Health-care workers like Noormahomed are trying to call attention to their plight. They understand that wealthier countries are struggling to contain their own outbreaks, but they do not have limited resources the way developing countries like Mozambique does.

“We don't have this capacity that they have to go to someone like Pfizer and say, ‘I will buy all doses,’” Noormahomed said.

“So they should not be so selfish. From the amount of dollars they buy, they should share some.”

It’s a vaccine inequity the World Health Organization warned about just weeks earlier by the agency’s director-general, Tedros Adhanom Ghebreyesus.

“I need to be blunt. The world is on the brink of a catastrophic moral failure. And the price of this failure will be paid with lives and livelihoods in the world's poorest countries," he said in January.

“Even as they speak the language of equitable access, some countries and companies continue to prioritize bilateral deals, going around COVAX, driving up prices and attempting to jump to the front of the queue. This is wrong.”

The Trudeau government came under heavy criticism earlier this month over its decision to receive 1.9 million vaccine doses from COVAX, a global vaccine initiative involving 180 countries, including Canada, that is meant to guarantee fair and equitable vaccine access to all countries. 

Ottawa invested $440 million in COVAX last fall, half to secure up to 15 million doses for Canada, and half to buy vaccines for low- and middle-income countries. It pledged another $75 million on Friday as G7 countries promised to step-up efforts to widen the global vaccine distribution.

Ottawa has also secured more than 400 million vaccine doses from multiple manufacturers, among the largest vaccine procurements per capita in the world. International Aid Minister Karina Gould has said Canada will donate excess vaccines to lower income countries.

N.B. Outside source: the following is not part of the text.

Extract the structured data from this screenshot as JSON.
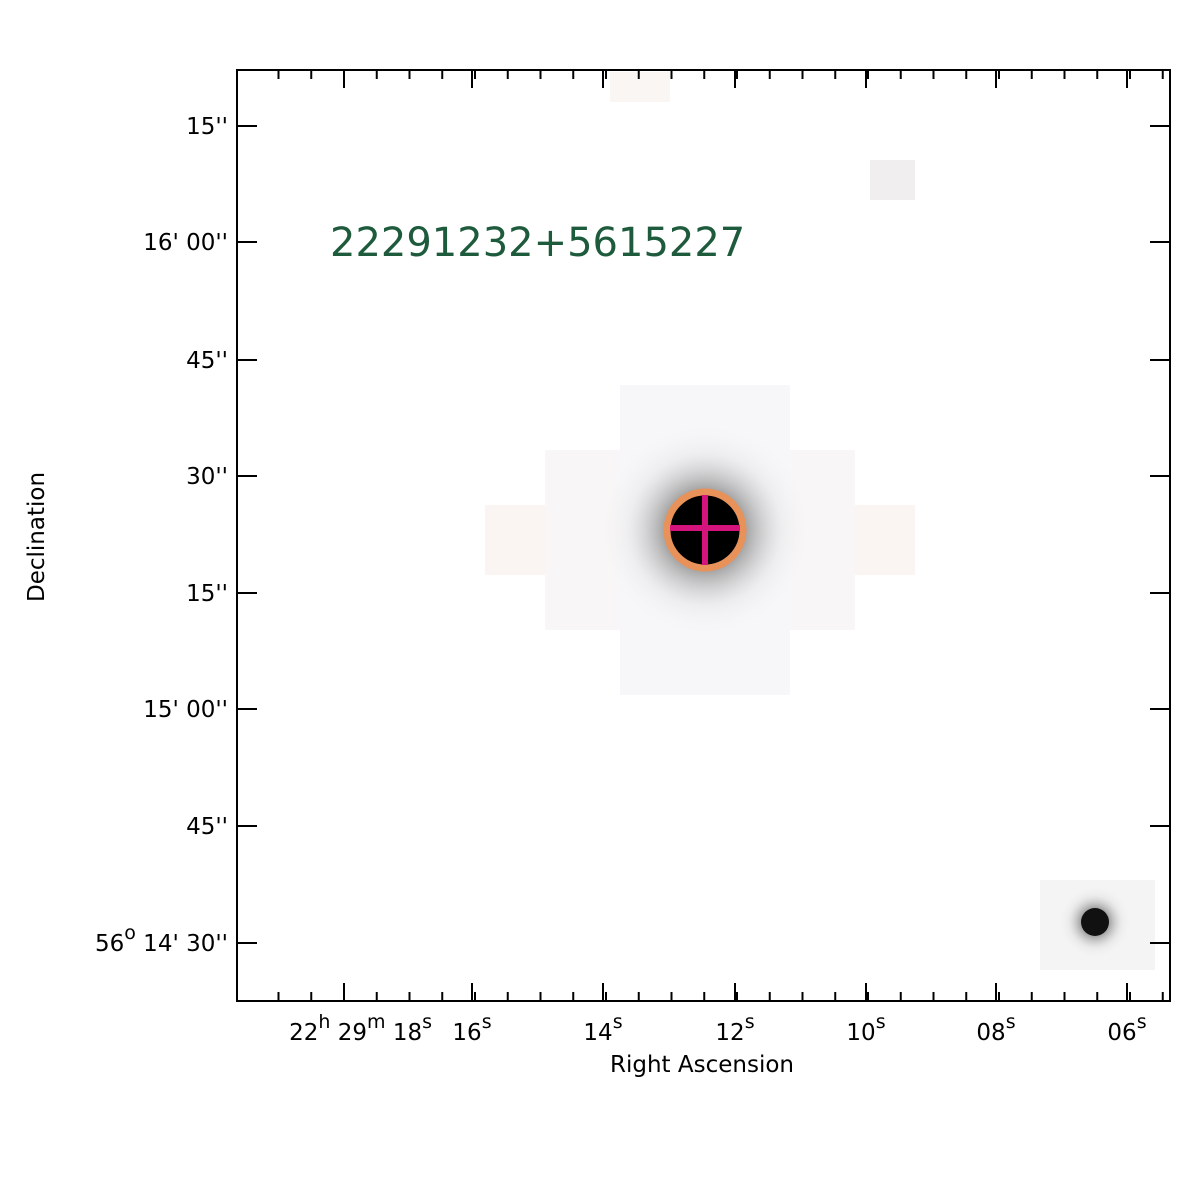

Meanwhile, the COVAX program itself has been slow to get off the ground, leaving millions at risk. Some health charities in Mozambique have warned that even with these programs in place, it could take "three to five years" to vaccinate the country against the coronavirus, leaving health-care workers no choice but to keep working on the front lines, unprotected.

“The resilience of their health-care system is so much more fragile than ours, that it wouldn't take too much more of this to really put them back to where they were 20 years ago in terms of trying to figure out how to pull things together and get the health-care systems going,” said Schooley.

“Unless we control this epidemic everywhere in the world we're going to still see variants generated ... so even if you don't care about people who live elsewhere and all you care about is yourself -- it's not even good policy to allow these epidemics to go unchecked, and assume that it has no impact on you.”